Em um artigo publicado em junho de 2019 no Revista Internacional de Ciências Moleculares, Um estudo de quatro anos com 81 crianças que sofrem da Doença de Gaucher (DG) em diferentes graus de gravidade revela que a glicosilfingosina (liso-Gb1) é um biomarcador extremamente preciso para o monitoramento de crianças com DG.

O estudo — o primeiro do gênero a avaliar se o lyso-Gb1 desempenha um papel no monitoramento de crianças tratadas e não tratadas — identifica o papel fundamental que o lyso-Gb1 pode desempenhar no monitoramento do tratamento em crianças. Iniciado em 2014, o estudo avaliou os níveis de lyso-Gb1 em crianças sob os cuidados do Centro Médico Shaare Zedek em Jerusalém, Israel, utilizando um biomarcador patenteado desenvolvido pela CENTOGENE. Estudos anteriores sobre o lyso-Gb1 como biomarcador focaram apenas em pacientes adultos com doença de Graves.
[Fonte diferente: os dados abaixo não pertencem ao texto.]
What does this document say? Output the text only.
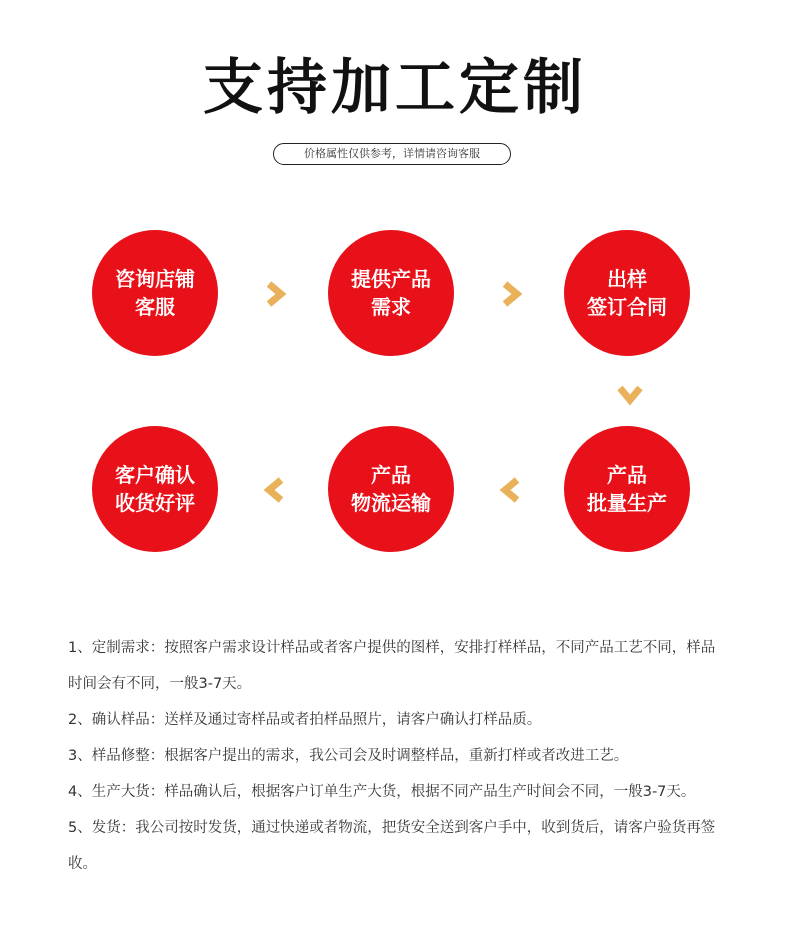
支持加工定制
价格属性仅供参考，详情请咨询客服
咨询店铺
客服
提供产品
需求
出样
签订合同
客户确认
收货好评
产品
物流运输
产品
批量生产

1、定制需求：按照客户需求设计样品或者客户提供的图样，安排打样样品，不同产品工艺不同，样品时间会有不同，一般3-7天。

2、确认样品：送样及通过寄样品或者拍样品照片，请客户确认打样品质。

3、样品修整：根据客户提出的需求，我公司会及时调整样品，重新打样或者改进工艺。

4、生产大货：样品确认后，根据客户订单生产大货，根据不同产品生产时间会不同，一般3-7天。

5、发货：我公司按时发货，通过快递或者物流，把货安全送到客户手中，收到货后，请客户验货再签收。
Os resultados do estudo revelaram:

Uma correlação significativa entre:

  • lyso-Gb1 e contagem de plaquetas em crianças com GD1 leve
  • Níveis de liso-Gb1 e hemoglobina em crianças com GD1 grave.
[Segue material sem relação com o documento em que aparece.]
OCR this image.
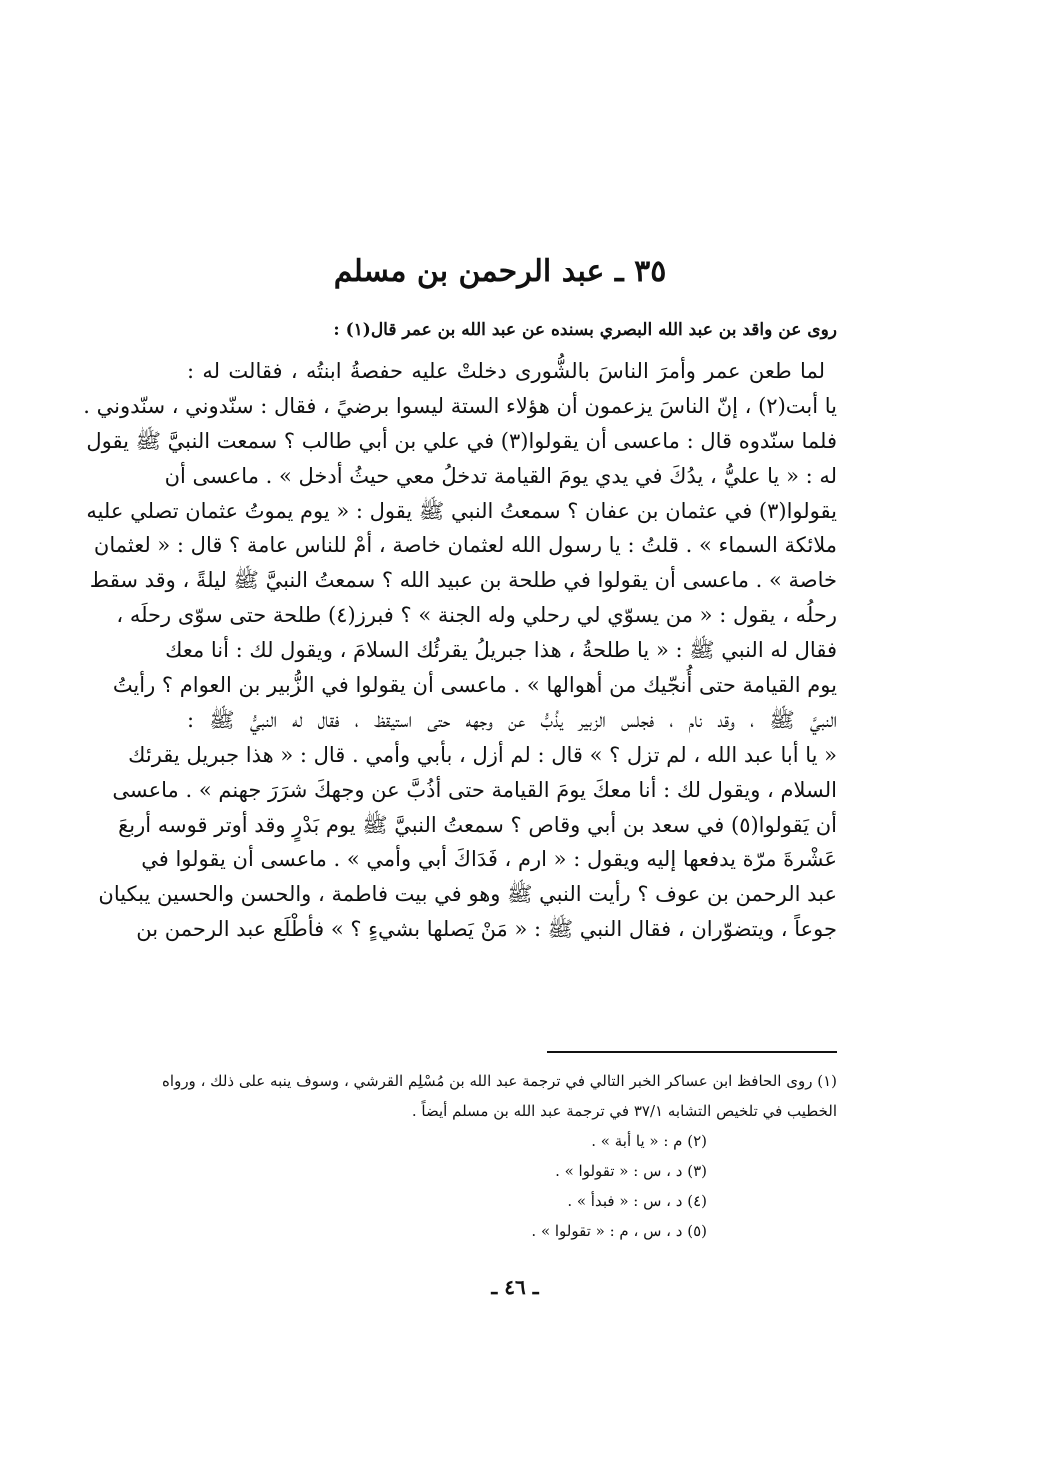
٣٥ ـ عبد الرحمن بن مسلم

روى عن واقد بن عبد الله البصري بسنده عن عبد الله بن عمر قال(١) :

لما طعن عمر وأمرَ الناسَ بالشُّورى دخلتْ عليه حفصةُ ابنتُه ، فقالت له :
يا أبت(٢) ، إنّ الناسَ يزعمون أن هؤلاء الستة ليسوا برضيً ، فقال : سنّدوني ، سنّدوني .
فلما سنّدوه قال : ماعسى أن يقولوا(٣) في علي بن أبي طالب ؟ سمعت النبيَّ ﷺ يقول
له : « يا عليُّ ، يدُكَ في يدي يومَ القيامة تدخلُ معي حيثُ أدخل » . ماعسى أن
يقولوا(٣) في عثمان بن عفان ؟ سمعتُ النبي ﷺ يقول : « يوم يموتُ عثمان تصلي عليه
ملائكة السماء » . قلتُ : يا رسول الله لعثمان خاصة ، أمْ للناس عامة ؟ قال : « لعثمان
خاصة » . ماعسى أن يقولوا في طلحة بن عبيد الله ؟ سمعتُ النبيَّ ﷺ ليلةً ، وقد سقط
رحلُه ، يقول : « من يسوّي لي رحلي وله الجنة » ؟ فبرز(٤) طلحة حتى سوّى رحلَه ،
فقال له النبي ﷺ : « يا طلحةُ ، هذا جبريلُ يقرئُك السلامَ ، ويقول لك : أنا معك
يوم القيامة حتى أُنجّيك من أهوالها » . ماعسى أن يقولوا في الزُّبير بن العوام ؟ رأيتُ
النبيَّ ﷺ ، وقد نام ، فجلس الزبير يذُبُّ عن وجهه حتى استيقظ ، فقال له النبيُّ ﷺ :
« يا أبا عبد الله ، لم تزل ؟ » قال : لم أزل ، بأبي وأمي . قال : « هذا جبريل يقرئك
السلام ، ويقول لك : أنا معكَ يومَ القيامة حتى أذُبَّ عن وجهكَ شرَرَ جهنم » . ماعسى
أن يَقولوا(٥) في سعد بن أبي وقاص ؟ سمعتُ النبيَّ ﷺ يوم بَدْرٍ وقد أوتر قوسه أربعَ
عَشْرةَ مرّة يدفعها إليه ويقول : « ارم ، فَدَاكَ أبي وأمي » . ماعسى أن يقولوا في
عبد الرحمن بن عوف ؟ رأيت النبي ﷺ وهو في بيت فاطمة ، والحسن والحسين يبكيان
جوعاً ، ويتضوّران ، فقال النبي ﷺ : « مَنْ يَصلها بشيءٍ ؟ » فأطْلَع عبد الرحمن بن
(١) روى الحافظ ابن عساكر الخبر التالي في ترجمة عبد الله بن مُسْلِم القرشي ، وسوف ينبه على ذلك ، ورواه
الخطيب في تلخيص التشابه ٣٧/١ في ترجمة عبد الله بن مسلم أيضاً .
(٢) م : « يا أبة » .
(٣) د ، س : « تقولوا » .
(٤) د ، س : « فبدأ » .
(٥) د ، س ، م : « تقولوا » .
ـ ٤٦ ـ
Uma correlação inversa significativa entre:

  • lyso-Gb1 e contagem de plaquetas em crianças não tratadas
  • lyso-Gb1 e nível de hemoglobina em crianças tratadas

“Já foi comprovado que o Lyso-Gb1 é um biomarcador altamente sensível e específico para o diagnóstico e monitoramento de pacientes adultos com Doença de Gaucher”, comentou o Prof. Arndt Rolfs, MD, CEO da CENTOGENE e um dos autores do estudo. “Os biomarcadores são extremamente importantes no diagnóstico e monitoramento do tratamento de pacientes com doenças raras e, em particular para crianças com Doença de Gaucher, observamos que o Lyso-Gb1 é um biomarcador extremamente eficaz no monitoramento do tratamento – e, de fato, deve ser incluído no acompanhamento de rotina desses pacientes.”
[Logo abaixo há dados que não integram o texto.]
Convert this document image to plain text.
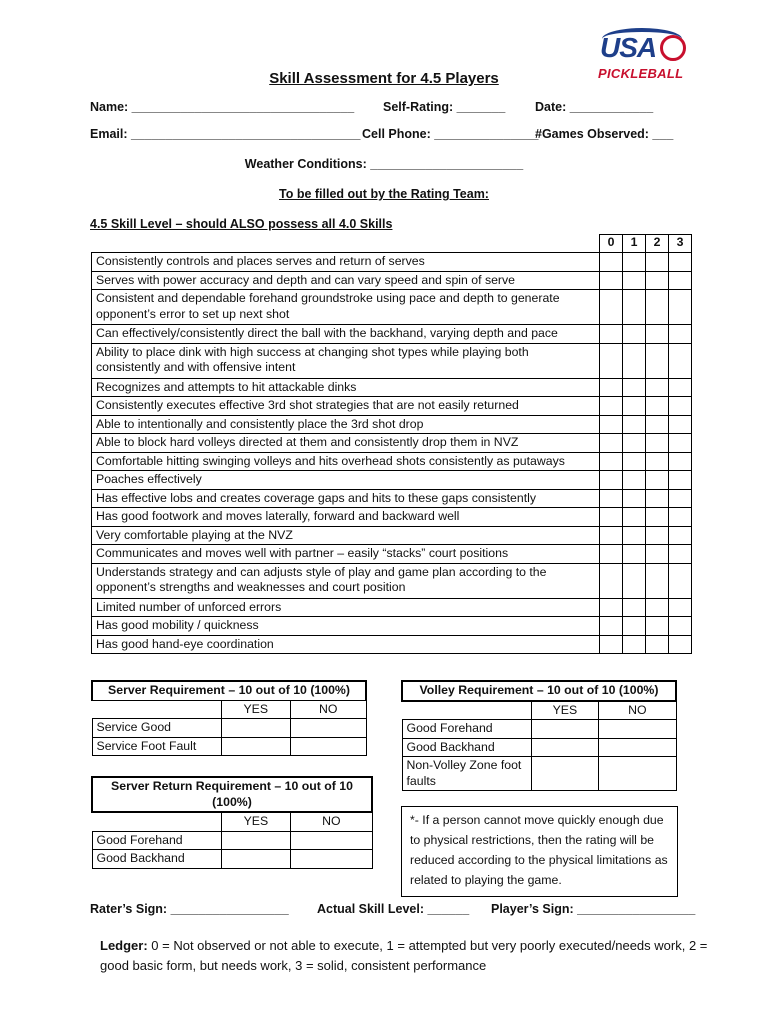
USA
PICKLEBALL
Skill Assessment for 4.5 Players
Name: ________________________________ Self-Rating: _______ Date: ____________
Email: _________________________________ Cell Phone: _______________
#Games Observed: ___
Weather Conditions: ______________________
To be filled out by the Rating Team:
4.5 Skill Level – should ALSO possess all 4.0 Skills
	0	1	2	3
Consistently controls and places serves and return of serves				
Serves with power accuracy and depth and can vary speed and spin of serve				
Consistent and dependable forehand groundstroke using pace and depth to generate opponent’s error to set up next shot				
Can effectively/consistently direct the ball with the backhand, varying depth and pace				
Ability to place dink with high success at changing shot types while playing both consistently and with offensive intent				
Recognizes and attempts to hit attackable dinks				
Consistently executes effective 3rd shot strategies that are not easily returned				
Able to intentionally and consistently place the 3rd shot drop				
Able to block hard volleys directed at them and consistently drop them in NVZ				
Comfortable hitting swinging volleys and hits overhead shots consistently as putaways				
Poaches effectively				
Has effective lobs and creates coverage gaps and hits to these gaps consistently				
Has good footwork and moves laterally, forward and backward well				
Very comfortable playing at the NVZ				
Communicates and moves well with partner – easily “stacks” court positions				
Understands strategy and can adjusts style of play and game plan according to the opponent’s strengths and weaknesses and court position				
Limited number of unforced errors				
Has good mobility / quickness				
Has good hand-eye coordination				
Server Requirement – 10 out of 10 (100%)		
	YES	NO
Service Good		
Service Foot Fault		
Server Return Requirement – 10 out of 10 (100%)		
	YES	NO
Good Forehand		
Good Backhand		
Volley Requirement – 10 out of 10 (100%)		
	YES	NO
Good Forehand		
Good Backhand		
Non-Volley Zone foot faults		
*- If a person cannot move quickly enough due to physical restrictions, then the rating will be reduced according to the physical limitations as related to playing the game.
Rater’s Sign: _________________ Actual Skill Level: ______ Player’s Sign: _________________
Ledger: 0 = Not observed or not able to execute, 1 = attempted but very poorly executed/needs work, 2 = good basic form, but needs work, 3 = solid, consistent performance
“O aumento progressivo dos níveis de liso-Gb1 em crianças com doença de Gaucher não tratadas sugere que esses pacientes devem receber terapia de reposição enzimática”, acrescentou o Prof. Ari Zimran, MD, do Centro Médico Shaare Zedek da Universidade Hebraica de Jerusalém, um especialista altamente reconhecido em doença de Gaucher e um dos autores do estudo. “Este estudo internacional demonstrou uma correlação entre os níveis de liso-Gb1 e a gravidade da doença em crianças com doença de Gaucher, bem como a importância do uso desse biomarcador no monitoramento de crianças tratadas e não tratadas.”

A doença de Gaucher está entre as doenças de armazenamento lisossômico mais prevalentes, de herança recessiva, causadas por uma deficiência na enzima glicocerebrosidase.

O artigo completo pode ser baixado. aqui.